Melting is projected to further increase in the future and consequently Greenland’s runoff area will continue to grow. The CASSANDRA project has created a thorough understanding of the processes and the mass balance of new runoff areas. This knowledge will be essential to improved estimates of Greenland’s future mass balance.
We worked intensively with satellite data and developed computer models. By means of satellite imagery we measured Greenland-wide changes in surface meltwater occurrence. The computer models simulate how meltwater interacts with the snow and firn.
Our research has shown that nowadays surface meltwater occurs over a 30 % larger area than in he late 1980s. The area of surface meltwater occurrence peaked in 2012 and has remained at high levels since. Our research has also demonstrated an important feedback mechanism where increased melting renders the originally porous near-surface snow more icy, which reduces its meltwater permeability and promotes surface water ponding or runoff.
The growing extent of surface meltwater means that more meltwater runs off into the oceans and ice sheet mass loss increases. Our research, however, has shown that current models need improvement to accurately simulate the observed increase of the area subject to meltwater runoff. Our fieldwork demonstrated that surface meltwater occurrence does not mean that all of this water runs off into the oceans. We measured that a considerable part of the water refreezes instead of leaving the ice sheet. We have also shown that models disagree on the fraction of meltwater that refreezes.
Our results have been published in numerous scientific publications and presented at several conferences. We also organized conferences and workshops and gave numerous presentations to the general public. Our work is already used to improve the computer models that simulate the current and future Greenland Ice Sheet.

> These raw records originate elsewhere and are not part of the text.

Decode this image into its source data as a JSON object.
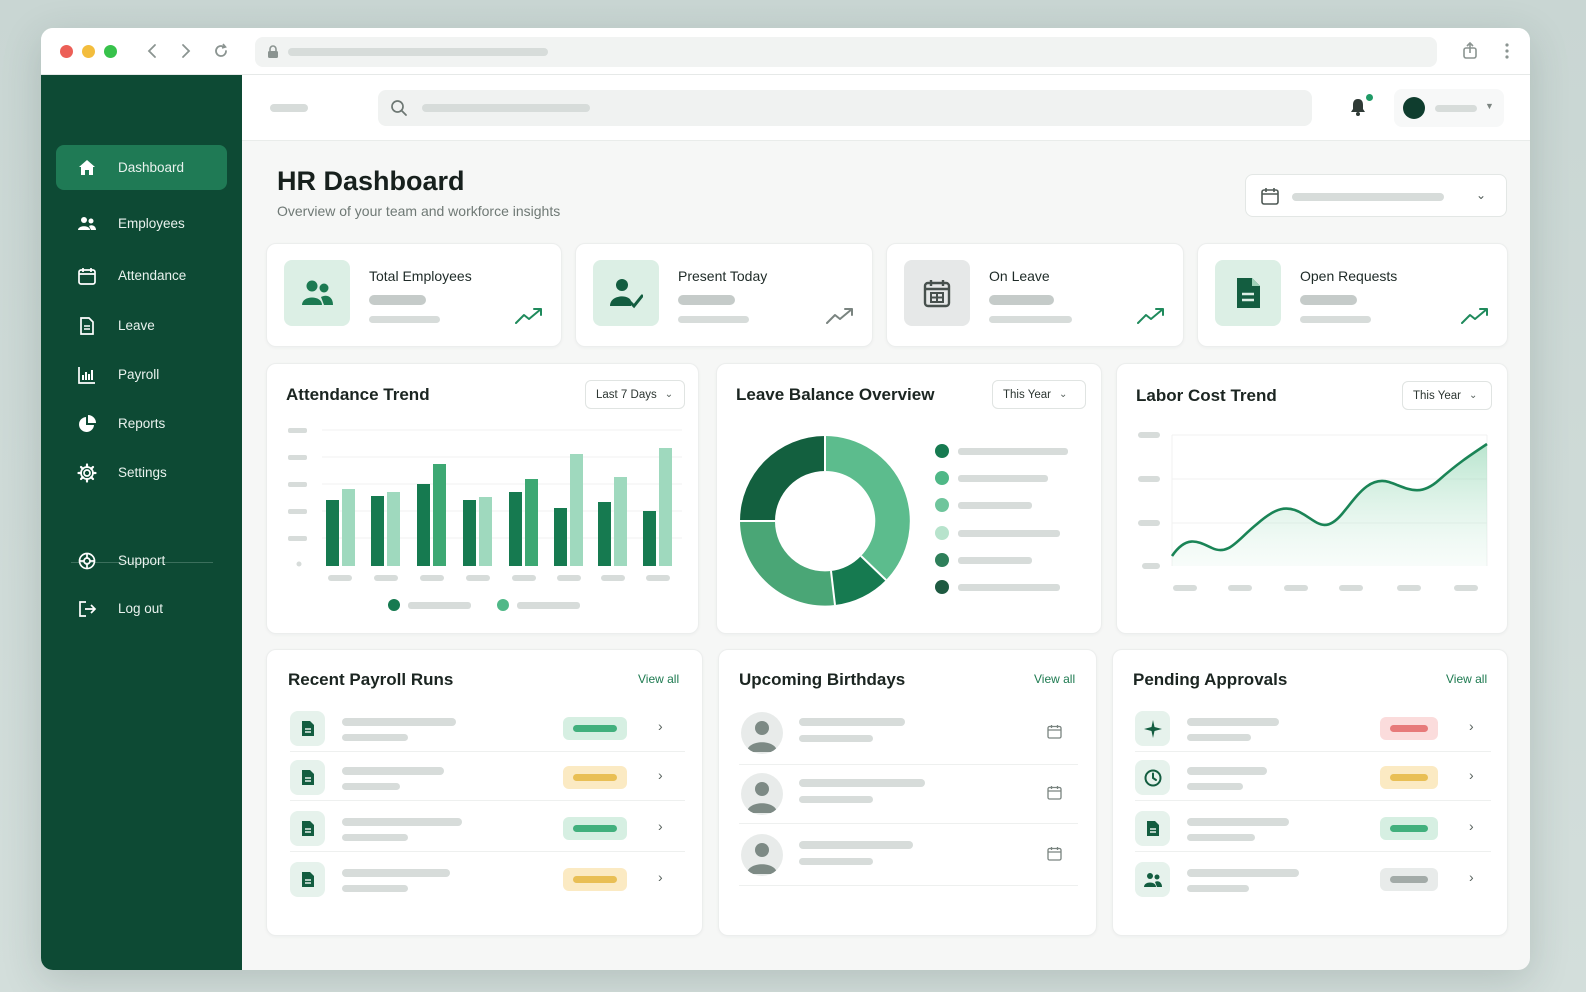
{
  "sidebar": {
    "items": [
      {
        "label": "Dashboard",
        "icon": "home-icon",
        "active": true
      },
      {
        "label": "Employees",
        "icon": "users-icon"
      },
      {
        "label": "Attendance",
        "icon": "calendar-icon"
      },
      {
        "label": "Leave",
        "icon": "document-icon"
      },
      {
        "label": "Payroll",
        "icon": "bar-chart-icon"
      },
      {
        "label": "Reports",
        "icon": "pie-chart-icon"
      },
      {
        "label": "Settings",
        "icon": "gear-icon"
      }
    ],
    "bottom_items": [
      {
        "label": "Support",
        "icon": "lifebuoy-icon"
      },
      {
        "label": "Log out",
        "icon": "logout-icon"
      }
    ]
  },
  "header": {
    "title": "HR Dashboard",
    "subtitle": "Overview of your team and workforce insights"
  },
  "kpis": [
    {
      "title": "Total Employees",
      "icon": "users-icon"
    },
    {
      "title": "Present Today",
      "icon": "user-check-icon"
    },
    {
      "title": "On Leave",
      "icon": "calendar-icon"
    },
    {
      "title": "Open Requests",
      "icon": "document-icon"
    }
  ],
  "attendance": {
    "title": "Attendance Trend",
    "range": "Last 7 Days"
  },
  "leave_balance": {
    "title": "Leave Balance Overview",
    "range": "This Year"
  },
  "labor_cost": {
    "title": "Labor Cost Trend",
    "range": "This Year"
  },
  "payroll": {
    "title": "Recent Payroll Runs",
    "view_all": "View all",
    "rows": [
      {
        "status": "green"
      },
      {
        "status": "yellow"
      },
      {
        "status": "green"
      },
      {
        "status": "yellow"
      }
    ]
  },
  "birthdays": {
    "title": "Upcoming Birthdays",
    "view_all": "View all"
  },
  "approvals": {
    "title": "Pending Approvals",
    "view_all": "View all",
    "rows": [
      {
        "icon": "plane-icon",
        "status": "red"
      },
      {
        "icon": "clock-icon",
        "status": "yellow"
      },
      {
        "icon": "document-icon",
        "status": "green"
      },
      {
        "icon": "users-icon",
        "status": "gray"
      }
    ]
  },
  "colors": {
    "sidebar": "#0d4a34",
    "accent": "#1f7a55",
    "green_dark": "#167a50",
    "green_mid": "#4fb887",
    "green_light": "#a8dcc3"
  }
}
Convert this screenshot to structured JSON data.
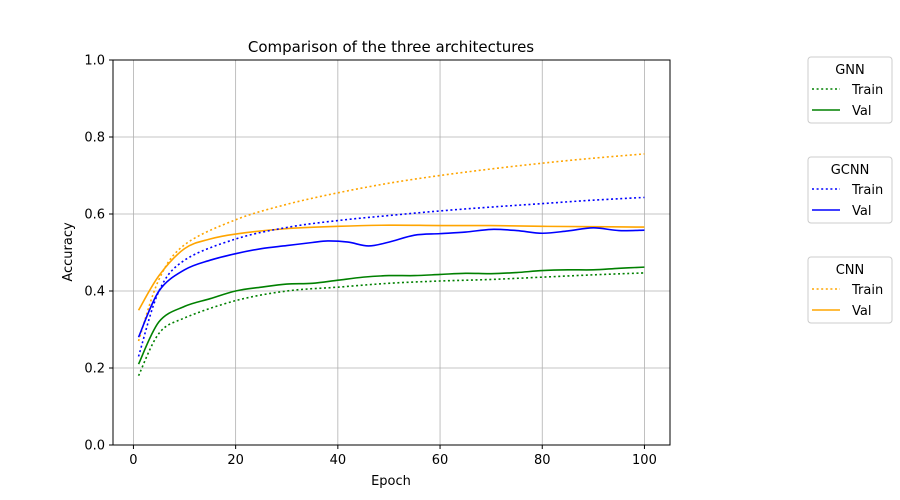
{
  "chart_data": {
    "type": "line",
    "title": "Comparison of the three architectures",
    "xlabel": "Epoch",
    "ylabel": "Accuracy",
    "xlim": [
      -4,
      105
    ],
    "ylim": [
      0.0,
      1.0
    ],
    "xticks": [
      0,
      20,
      40,
      60,
      80,
      100
    ],
    "yticks": [
      0.0,
      0.2,
      0.4,
      0.6,
      0.8,
      1.0
    ],
    "xtick_labels": [
      "0",
      "20",
      "40",
      "60",
      "80",
      "100"
    ],
    "ytick_labels": [
      "0.0",
      "0.2",
      "0.4",
      "0.6",
      "0.8",
      "1.0"
    ],
    "grid": true,
    "legend_placement": "right, outside plot",
    "legends": [
      {
        "title": "GNN",
        "entries": [
          {
            "label": "Train",
            "color": "#008000",
            "style": "dotted"
          },
          {
            "label": "Val",
            "color": "#008000",
            "style": "solid"
          }
        ]
      },
      {
        "title": "GCNN",
        "entries": [
          {
            "label": "Train",
            "color": "#0000ff",
            "style": "dotted"
          },
          {
            "label": "Val",
            "color": "#0000ff",
            "style": "solid"
          }
        ]
      },
      {
        "title": "CNN",
        "entries": [
          {
            "label": "Train",
            "color": "#ffa500",
            "style": "dotted"
          },
          {
            "label": "Val",
            "color": "#ffa500",
            "style": "solid"
          }
        ]
      }
    ],
    "series": [
      {
        "group": "CNN",
        "name": "Train",
        "color": "#ffa500",
        "style": "dotted",
        "x": [
          1,
          5,
          10,
          20,
          30,
          40,
          50,
          60,
          70,
          80,
          90,
          100
        ],
        "y": [
          0.27,
          0.43,
          0.52,
          0.585,
          0.625,
          0.655,
          0.68,
          0.7,
          0.717,
          0.732,
          0.745,
          0.756
        ]
      },
      {
        "group": "CNN",
        "name": "Val",
        "color": "#ffa500",
        "style": "solid",
        "x": [
          1,
          5,
          10,
          15,
          20,
          30,
          40,
          50,
          60,
          70,
          80,
          90,
          100
        ],
        "y": [
          0.35,
          0.44,
          0.51,
          0.535,
          0.548,
          0.562,
          0.568,
          0.571,
          0.57,
          0.57,
          0.568,
          0.567,
          0.566
        ]
      },
      {
        "group": "GCNN",
        "name": "Train",
        "color": "#0000ff",
        "style": "dotted",
        "x": [
          1,
          5,
          10,
          20,
          30,
          40,
          50,
          60,
          70,
          80,
          90,
          100
        ],
        "y": [
          0.23,
          0.4,
          0.48,
          0.535,
          0.565,
          0.583,
          0.596,
          0.608,
          0.618,
          0.627,
          0.636,
          0.643
        ]
      },
      {
        "group": "GCNN",
        "name": "Val",
        "color": "#0000ff",
        "style": "solid",
        "x": [
          1,
          5,
          10,
          15,
          20,
          25,
          30,
          35,
          38,
          42,
          46,
          50,
          55,
          60,
          65,
          70,
          75,
          80,
          85,
          90,
          95,
          100
        ],
        "y": [
          0.28,
          0.4,
          0.455,
          0.48,
          0.497,
          0.51,
          0.518,
          0.526,
          0.53,
          0.527,
          0.517,
          0.527,
          0.545,
          0.549,
          0.553,
          0.56,
          0.557,
          0.55,
          0.556,
          0.564,
          0.557,
          0.558
        ]
      },
      {
        "group": "GNN",
        "name": "Train",
        "color": "#008000",
        "style": "dotted",
        "x": [
          1,
          5,
          10,
          20,
          30,
          40,
          50,
          60,
          70,
          80,
          90,
          100
        ],
        "y": [
          0.18,
          0.29,
          0.33,
          0.375,
          0.4,
          0.41,
          0.42,
          0.426,
          0.43,
          0.436,
          0.442,
          0.447
        ]
      },
      {
        "group": "GNN",
        "name": "Val",
        "color": "#008000",
        "style": "solid",
        "x": [
          1,
          5,
          10,
          15,
          20,
          25,
          30,
          35,
          40,
          45,
          50,
          55,
          60,
          65,
          70,
          75,
          80,
          85,
          90,
          95,
          100
        ],
        "y": [
          0.21,
          0.32,
          0.36,
          0.38,
          0.4,
          0.41,
          0.418,
          0.42,
          0.428,
          0.436,
          0.44,
          0.44,
          0.443,
          0.446,
          0.445,
          0.448,
          0.453,
          0.455,
          0.455,
          0.459,
          0.462
        ]
      }
    ]
  }
}
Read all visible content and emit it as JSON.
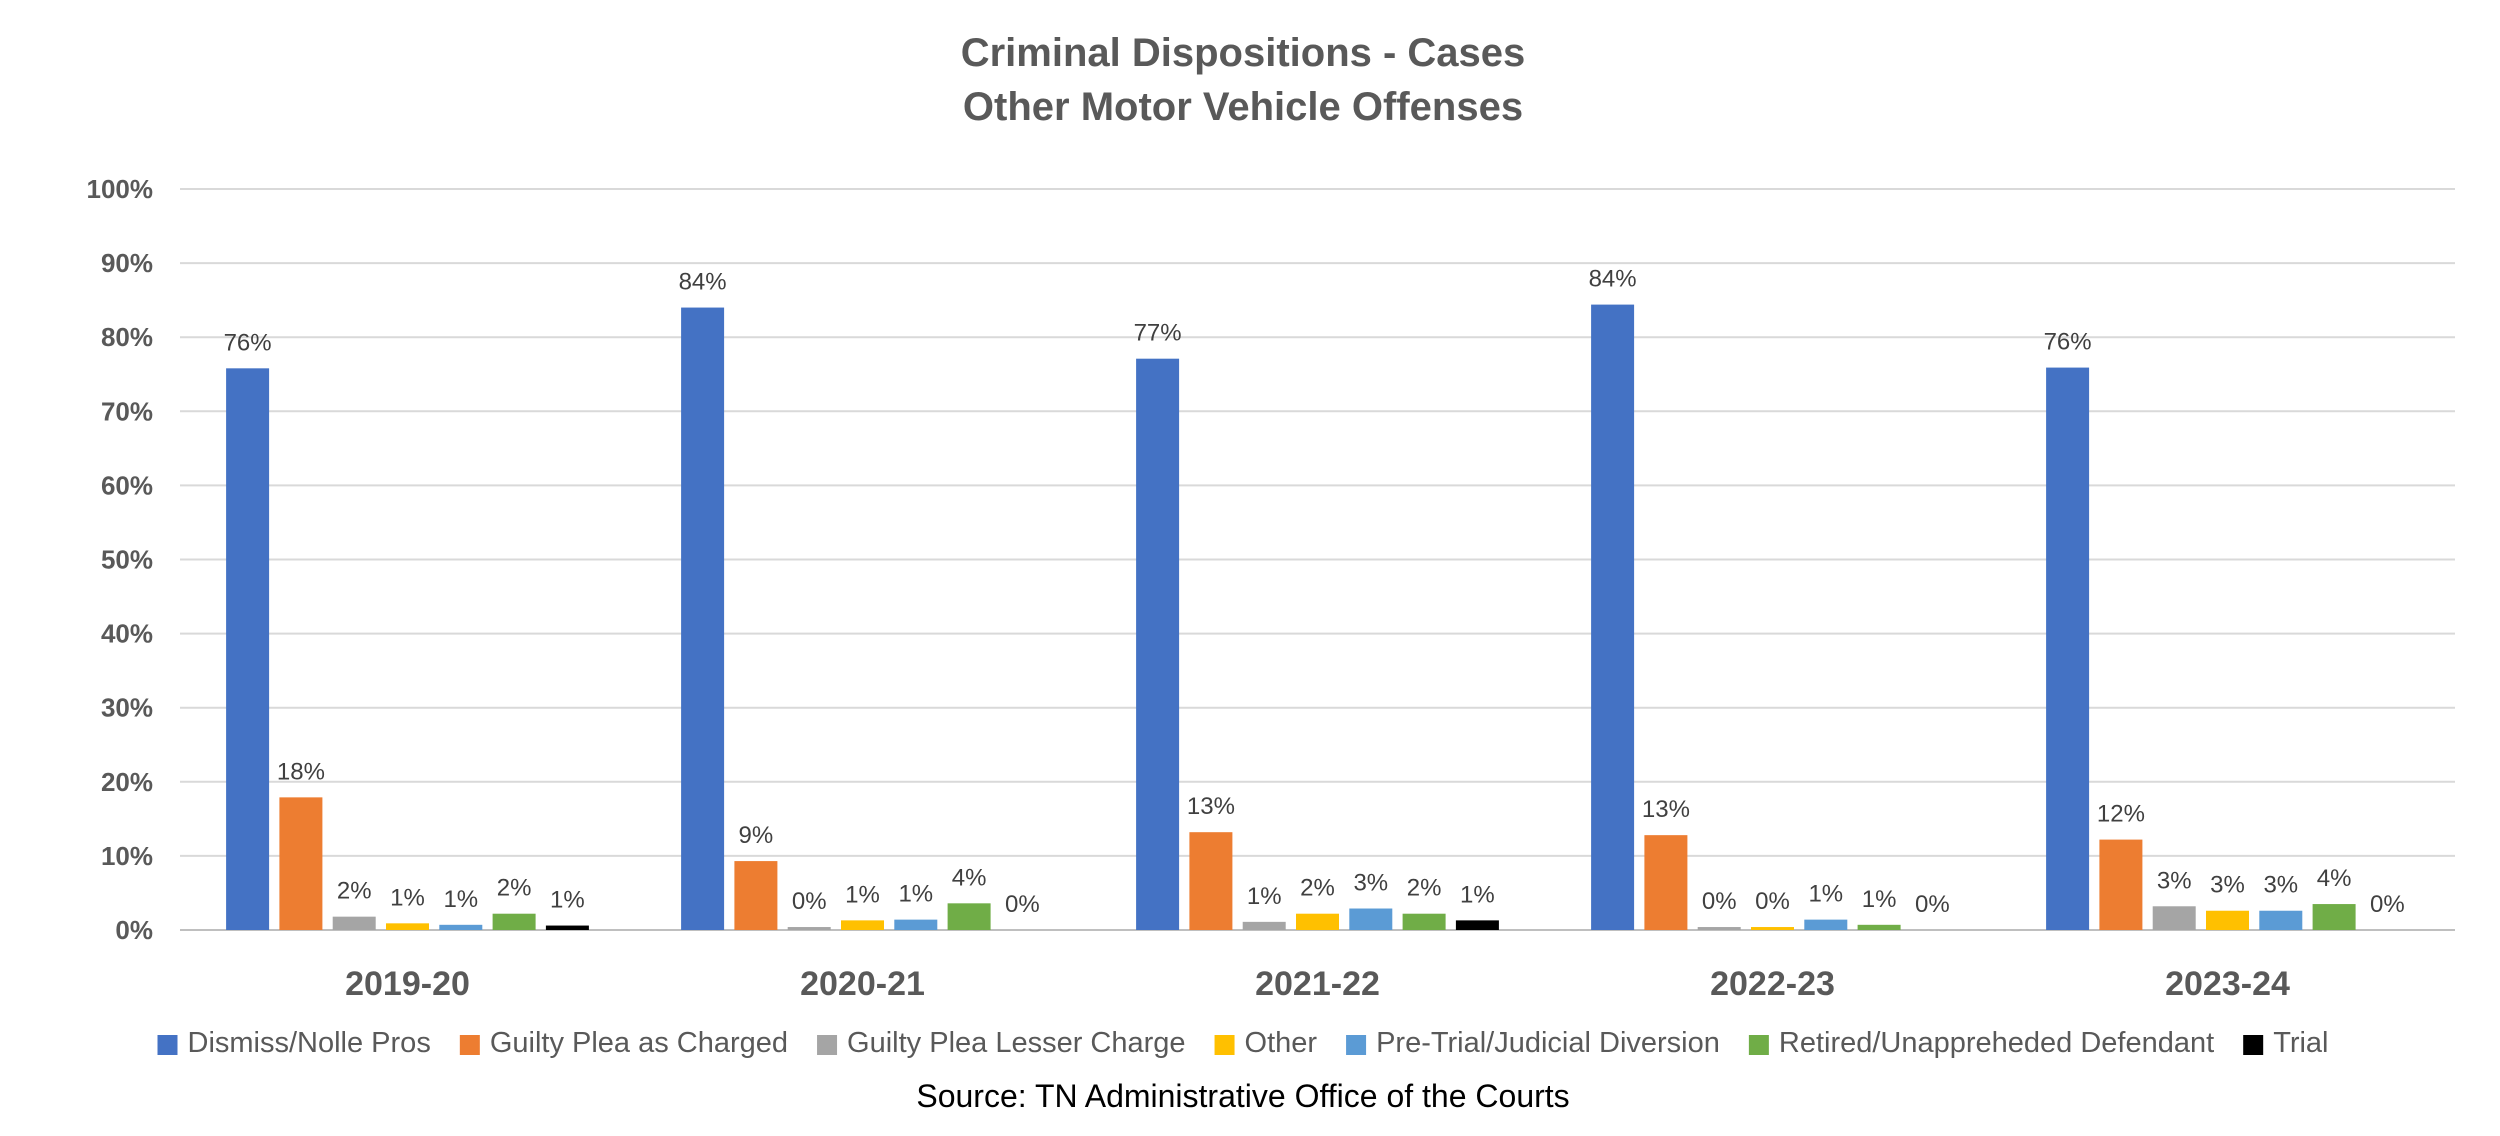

We further progressed beyond current state-of-the-art by combining our new field measurements with newly developed remote sensing approaches and models. Together, field measurements, remote sensing and modelling allowed us to gain a novel and detailed understanding of the physical processes that take place within newly formed melt areas. We were also able to quantify the mass budget of these new melt areas which, together with the understanding of the physical processes, paves the ground for improved estimates of Greenland’s future mass balance.